Massachusetts taxes a far larger share of lower- and middle-income households' earnings compared to competing states across the political spectrum, according to a new study published June 25, 2026 by Pioneer Institute. The report, titled "Universal or Targeted? Is Massachusetts an Outlier in How It Delivers Tax Relief to Lower- and Middle-Income Households?", finds that the Commonwealth relies on a patchwork of targeted credits rather than broad-based relief, leaving typical families with a heavier tax burden than those in red and blue competitor states. The findings come just days after the state Supreme Judicial Court blocked a ballot initiative that would have reduced the state's income tax rate from 5 to 4 percent.

The Commonwealth's personal exemption remains frozen at just $4,400 for single filers and $8,800 for married couples filing jointly—levels that haven't changed since 2008 and have declined 55 percent in inflation-adjusted value. If rates had been adjusted for inflation, they would have saved tax filers an additional $861 million in 2025. By comparison, North Carolina shields $12,750 for single filers and $25,500 for married couples, while the federal standard deduction shields $15,750 and $31,500, respectively. Neighboring states also provide more generous protection: Maine allows single filers to deduct up to the equivalent of $20,150, while Rhode Island shields $16,000. As a result, a married couple earning $100,000 pays taxes on $91,200 of income in Massachusetts before additional eligibility-based credits and deductions are applied, compared with just $74,500 in North Carolina. At Massachusetts' 5 percent income tax rate, that difference leaves Massachusetts couples paying $835 more in taxes—and when North Carolina's lower rate of 3.99 percent is factored in, the difference approaches $1,400 annually.

"States like North Carolina shield nearly three times as much income from taxation as Massachusetts does," said Aidan Enright, co-author of the study.

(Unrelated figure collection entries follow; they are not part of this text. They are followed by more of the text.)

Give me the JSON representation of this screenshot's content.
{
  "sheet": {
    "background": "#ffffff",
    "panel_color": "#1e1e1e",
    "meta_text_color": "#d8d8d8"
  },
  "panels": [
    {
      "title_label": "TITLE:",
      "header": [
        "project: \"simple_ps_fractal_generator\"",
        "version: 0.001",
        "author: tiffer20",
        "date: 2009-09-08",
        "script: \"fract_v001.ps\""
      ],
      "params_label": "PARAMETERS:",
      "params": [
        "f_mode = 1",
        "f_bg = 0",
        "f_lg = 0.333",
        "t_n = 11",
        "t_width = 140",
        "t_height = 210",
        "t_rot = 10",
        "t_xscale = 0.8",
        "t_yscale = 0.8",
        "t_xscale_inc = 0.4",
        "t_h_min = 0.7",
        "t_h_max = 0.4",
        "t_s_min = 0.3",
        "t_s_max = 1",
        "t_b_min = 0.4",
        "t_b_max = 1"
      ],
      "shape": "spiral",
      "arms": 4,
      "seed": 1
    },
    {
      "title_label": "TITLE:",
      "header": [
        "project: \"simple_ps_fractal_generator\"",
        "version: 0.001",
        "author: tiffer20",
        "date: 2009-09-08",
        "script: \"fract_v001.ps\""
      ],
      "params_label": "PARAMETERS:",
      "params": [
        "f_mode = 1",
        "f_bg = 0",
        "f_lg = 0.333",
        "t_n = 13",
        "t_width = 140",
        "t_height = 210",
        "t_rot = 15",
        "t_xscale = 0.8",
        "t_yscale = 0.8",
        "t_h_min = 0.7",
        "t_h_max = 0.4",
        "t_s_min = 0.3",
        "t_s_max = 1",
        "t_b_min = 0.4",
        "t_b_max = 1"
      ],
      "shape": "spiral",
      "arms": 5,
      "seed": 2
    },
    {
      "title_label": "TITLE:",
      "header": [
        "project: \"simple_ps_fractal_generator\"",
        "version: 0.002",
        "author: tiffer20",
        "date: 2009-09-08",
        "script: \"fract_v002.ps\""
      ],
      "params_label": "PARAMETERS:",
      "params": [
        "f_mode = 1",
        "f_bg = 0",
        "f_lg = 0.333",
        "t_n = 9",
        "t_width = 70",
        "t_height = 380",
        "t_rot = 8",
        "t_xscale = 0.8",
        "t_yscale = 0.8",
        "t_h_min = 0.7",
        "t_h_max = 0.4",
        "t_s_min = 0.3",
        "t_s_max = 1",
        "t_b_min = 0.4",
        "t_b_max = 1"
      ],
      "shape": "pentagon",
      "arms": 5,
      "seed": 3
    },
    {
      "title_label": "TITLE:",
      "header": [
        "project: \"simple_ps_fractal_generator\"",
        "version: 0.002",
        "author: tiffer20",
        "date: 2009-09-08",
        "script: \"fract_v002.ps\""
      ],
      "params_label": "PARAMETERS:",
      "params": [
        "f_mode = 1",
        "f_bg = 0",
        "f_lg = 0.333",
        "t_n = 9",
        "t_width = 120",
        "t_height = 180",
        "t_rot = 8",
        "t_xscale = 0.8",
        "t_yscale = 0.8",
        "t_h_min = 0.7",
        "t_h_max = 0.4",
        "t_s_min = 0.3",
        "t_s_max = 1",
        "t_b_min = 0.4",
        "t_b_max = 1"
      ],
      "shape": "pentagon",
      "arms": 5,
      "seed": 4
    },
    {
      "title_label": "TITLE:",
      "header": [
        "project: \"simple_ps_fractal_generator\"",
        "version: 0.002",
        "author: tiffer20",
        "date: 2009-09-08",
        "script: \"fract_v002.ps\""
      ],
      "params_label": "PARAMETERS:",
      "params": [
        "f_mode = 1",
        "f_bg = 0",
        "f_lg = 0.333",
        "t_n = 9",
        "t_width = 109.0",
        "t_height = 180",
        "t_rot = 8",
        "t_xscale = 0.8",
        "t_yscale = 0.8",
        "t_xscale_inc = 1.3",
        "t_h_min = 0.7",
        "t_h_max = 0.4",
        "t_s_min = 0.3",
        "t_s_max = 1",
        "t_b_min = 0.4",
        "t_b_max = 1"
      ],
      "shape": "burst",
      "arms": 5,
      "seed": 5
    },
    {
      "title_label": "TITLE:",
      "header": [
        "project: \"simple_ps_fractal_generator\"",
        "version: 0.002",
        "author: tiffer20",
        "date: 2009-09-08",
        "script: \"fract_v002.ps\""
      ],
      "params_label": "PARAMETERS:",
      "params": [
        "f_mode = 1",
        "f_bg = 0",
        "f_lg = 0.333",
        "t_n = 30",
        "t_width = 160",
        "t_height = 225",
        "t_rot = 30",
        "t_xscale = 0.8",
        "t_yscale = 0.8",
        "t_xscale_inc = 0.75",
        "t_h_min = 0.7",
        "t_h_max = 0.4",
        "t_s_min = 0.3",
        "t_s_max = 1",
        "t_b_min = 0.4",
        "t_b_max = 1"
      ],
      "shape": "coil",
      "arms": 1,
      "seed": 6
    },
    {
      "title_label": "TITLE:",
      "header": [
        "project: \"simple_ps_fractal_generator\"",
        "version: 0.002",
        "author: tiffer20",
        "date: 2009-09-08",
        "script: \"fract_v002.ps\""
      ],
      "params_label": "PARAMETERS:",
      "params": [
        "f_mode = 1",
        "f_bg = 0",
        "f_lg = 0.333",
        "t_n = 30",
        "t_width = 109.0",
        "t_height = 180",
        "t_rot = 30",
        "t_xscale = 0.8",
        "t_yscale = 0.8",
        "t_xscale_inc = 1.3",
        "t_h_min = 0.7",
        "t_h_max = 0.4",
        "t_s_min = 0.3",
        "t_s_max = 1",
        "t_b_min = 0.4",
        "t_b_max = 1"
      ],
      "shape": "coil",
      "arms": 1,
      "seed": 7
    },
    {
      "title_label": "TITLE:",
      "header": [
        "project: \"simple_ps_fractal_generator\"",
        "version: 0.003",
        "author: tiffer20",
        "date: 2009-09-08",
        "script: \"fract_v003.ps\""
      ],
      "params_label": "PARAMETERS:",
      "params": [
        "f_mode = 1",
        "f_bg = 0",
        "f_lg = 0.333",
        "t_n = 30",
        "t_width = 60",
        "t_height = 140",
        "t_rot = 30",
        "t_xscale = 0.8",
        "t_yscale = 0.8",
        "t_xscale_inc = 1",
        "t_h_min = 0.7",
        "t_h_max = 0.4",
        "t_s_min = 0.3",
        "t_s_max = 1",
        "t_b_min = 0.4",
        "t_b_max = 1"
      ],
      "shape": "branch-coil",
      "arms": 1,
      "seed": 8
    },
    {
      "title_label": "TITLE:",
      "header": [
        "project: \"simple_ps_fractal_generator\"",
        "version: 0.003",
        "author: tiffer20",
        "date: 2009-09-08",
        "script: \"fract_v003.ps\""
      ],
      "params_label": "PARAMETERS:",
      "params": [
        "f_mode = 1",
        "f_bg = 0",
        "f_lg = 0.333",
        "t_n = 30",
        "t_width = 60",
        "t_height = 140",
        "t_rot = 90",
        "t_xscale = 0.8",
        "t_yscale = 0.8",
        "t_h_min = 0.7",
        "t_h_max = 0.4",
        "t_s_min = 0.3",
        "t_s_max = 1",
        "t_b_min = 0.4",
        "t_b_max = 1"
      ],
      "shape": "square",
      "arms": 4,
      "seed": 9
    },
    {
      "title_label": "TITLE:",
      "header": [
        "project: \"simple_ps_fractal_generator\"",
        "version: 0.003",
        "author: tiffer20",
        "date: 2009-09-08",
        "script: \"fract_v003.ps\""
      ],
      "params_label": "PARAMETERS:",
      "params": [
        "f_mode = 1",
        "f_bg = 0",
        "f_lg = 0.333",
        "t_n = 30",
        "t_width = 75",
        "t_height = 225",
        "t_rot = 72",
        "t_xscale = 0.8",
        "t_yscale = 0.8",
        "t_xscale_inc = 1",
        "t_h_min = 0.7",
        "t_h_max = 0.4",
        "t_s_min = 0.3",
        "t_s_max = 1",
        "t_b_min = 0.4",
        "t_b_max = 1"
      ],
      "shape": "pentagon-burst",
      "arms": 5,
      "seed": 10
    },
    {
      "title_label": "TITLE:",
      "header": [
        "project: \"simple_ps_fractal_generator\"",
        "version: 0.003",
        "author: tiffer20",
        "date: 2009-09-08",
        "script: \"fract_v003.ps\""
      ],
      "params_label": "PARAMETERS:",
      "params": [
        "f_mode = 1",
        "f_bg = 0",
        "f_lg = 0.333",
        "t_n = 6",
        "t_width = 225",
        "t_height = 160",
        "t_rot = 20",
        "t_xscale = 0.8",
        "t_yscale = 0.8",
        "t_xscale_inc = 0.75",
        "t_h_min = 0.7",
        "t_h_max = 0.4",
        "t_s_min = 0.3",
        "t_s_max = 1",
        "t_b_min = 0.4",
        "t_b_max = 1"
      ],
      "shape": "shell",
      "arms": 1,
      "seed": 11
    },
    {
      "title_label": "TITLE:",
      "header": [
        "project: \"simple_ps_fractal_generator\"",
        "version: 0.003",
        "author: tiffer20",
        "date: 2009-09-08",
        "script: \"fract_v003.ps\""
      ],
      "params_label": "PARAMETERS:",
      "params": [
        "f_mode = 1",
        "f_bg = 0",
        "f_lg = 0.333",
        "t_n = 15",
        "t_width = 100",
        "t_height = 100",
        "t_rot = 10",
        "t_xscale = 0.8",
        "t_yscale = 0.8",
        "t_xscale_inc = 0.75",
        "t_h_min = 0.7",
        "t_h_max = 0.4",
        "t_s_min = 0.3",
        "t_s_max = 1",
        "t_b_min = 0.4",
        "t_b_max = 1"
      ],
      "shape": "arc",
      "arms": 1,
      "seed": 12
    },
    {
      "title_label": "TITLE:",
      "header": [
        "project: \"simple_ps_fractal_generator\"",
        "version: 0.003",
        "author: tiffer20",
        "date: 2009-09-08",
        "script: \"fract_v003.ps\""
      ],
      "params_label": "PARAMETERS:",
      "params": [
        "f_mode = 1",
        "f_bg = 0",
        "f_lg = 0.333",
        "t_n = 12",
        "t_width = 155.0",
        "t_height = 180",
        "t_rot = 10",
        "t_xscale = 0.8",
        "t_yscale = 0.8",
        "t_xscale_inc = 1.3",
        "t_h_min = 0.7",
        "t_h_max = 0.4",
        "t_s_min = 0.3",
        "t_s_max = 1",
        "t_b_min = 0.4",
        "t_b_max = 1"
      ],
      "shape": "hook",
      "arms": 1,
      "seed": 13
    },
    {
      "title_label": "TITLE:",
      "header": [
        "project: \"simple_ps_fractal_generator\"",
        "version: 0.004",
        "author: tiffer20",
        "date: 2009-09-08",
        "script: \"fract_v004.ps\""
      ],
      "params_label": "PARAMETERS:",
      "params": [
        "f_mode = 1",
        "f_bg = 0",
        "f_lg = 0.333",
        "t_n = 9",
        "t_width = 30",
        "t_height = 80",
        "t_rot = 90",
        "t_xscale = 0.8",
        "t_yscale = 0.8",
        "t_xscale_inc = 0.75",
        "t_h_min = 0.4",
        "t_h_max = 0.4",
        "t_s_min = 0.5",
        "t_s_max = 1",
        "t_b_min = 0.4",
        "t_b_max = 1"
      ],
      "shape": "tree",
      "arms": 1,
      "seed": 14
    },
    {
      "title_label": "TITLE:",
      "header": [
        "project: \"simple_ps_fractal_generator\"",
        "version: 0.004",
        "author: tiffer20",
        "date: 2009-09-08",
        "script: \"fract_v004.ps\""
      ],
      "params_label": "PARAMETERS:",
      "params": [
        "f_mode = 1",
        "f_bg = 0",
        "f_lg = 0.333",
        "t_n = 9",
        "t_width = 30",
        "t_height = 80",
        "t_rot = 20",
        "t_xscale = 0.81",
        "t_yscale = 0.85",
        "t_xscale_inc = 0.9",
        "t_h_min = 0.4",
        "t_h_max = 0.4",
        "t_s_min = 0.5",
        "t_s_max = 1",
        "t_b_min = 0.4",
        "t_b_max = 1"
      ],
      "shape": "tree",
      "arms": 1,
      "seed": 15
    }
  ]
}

Jim Stergios, executive director of Pioneer Institute, added that "Massachusetts politicians speak the language of progressivism, but our tax code tells a different story. We dispense tax relief with an eyedropper—and expect families to navigate a maze of credits and deductions." The report notes that unlike many states that rely on broad standard deductions, Massachusetts is heavily dependent on a collection of targeted credits and deductions, including those for children, renters, seniors, commuters, and student-loan borrowers. While these provisions provide important relief, they require taxpayers to navigate complex eligibility and filing requirements because they aren't universal.

The report explains that Massachusetts begins taxing ordinary households at significantly lower income levels than many of the states with which it competes, creating a heavier burden on working families who are already struggling with some of the nation's highest housing, healthcare, and energy costs. The frozen personal exemption levels mean that current rates shield far less income from Massachusetts taxpayers than many competing and neighboring states, effectively expanding the tax base at the expense of lower- and middle-income families. For these families, having to hire a tax professional to understand the maze of targeted credits and deductions is just another kind of tax, according to the study.

The report recommends doubling the Commonwealth's personal exemption and indexing it to inflation, as several states have done. The study estimates that the change would reduce revenues by approximately $1.2 billion annually and could be phased in over several years to minimize fiscal disruptions. While it wouldn't provide relief on the scale of the proposed ballot initiative that was recently blocked by the court, the reform would represent an important step toward broader, simpler, and more transparent tax relief. The report also calls for a comprehensive review of the Commonwealth's system of credits and deductions to assess whether relief is being delivered broadly and effectively and to compare Massachusetts' approach with those of competing states to identify better ways to support working families.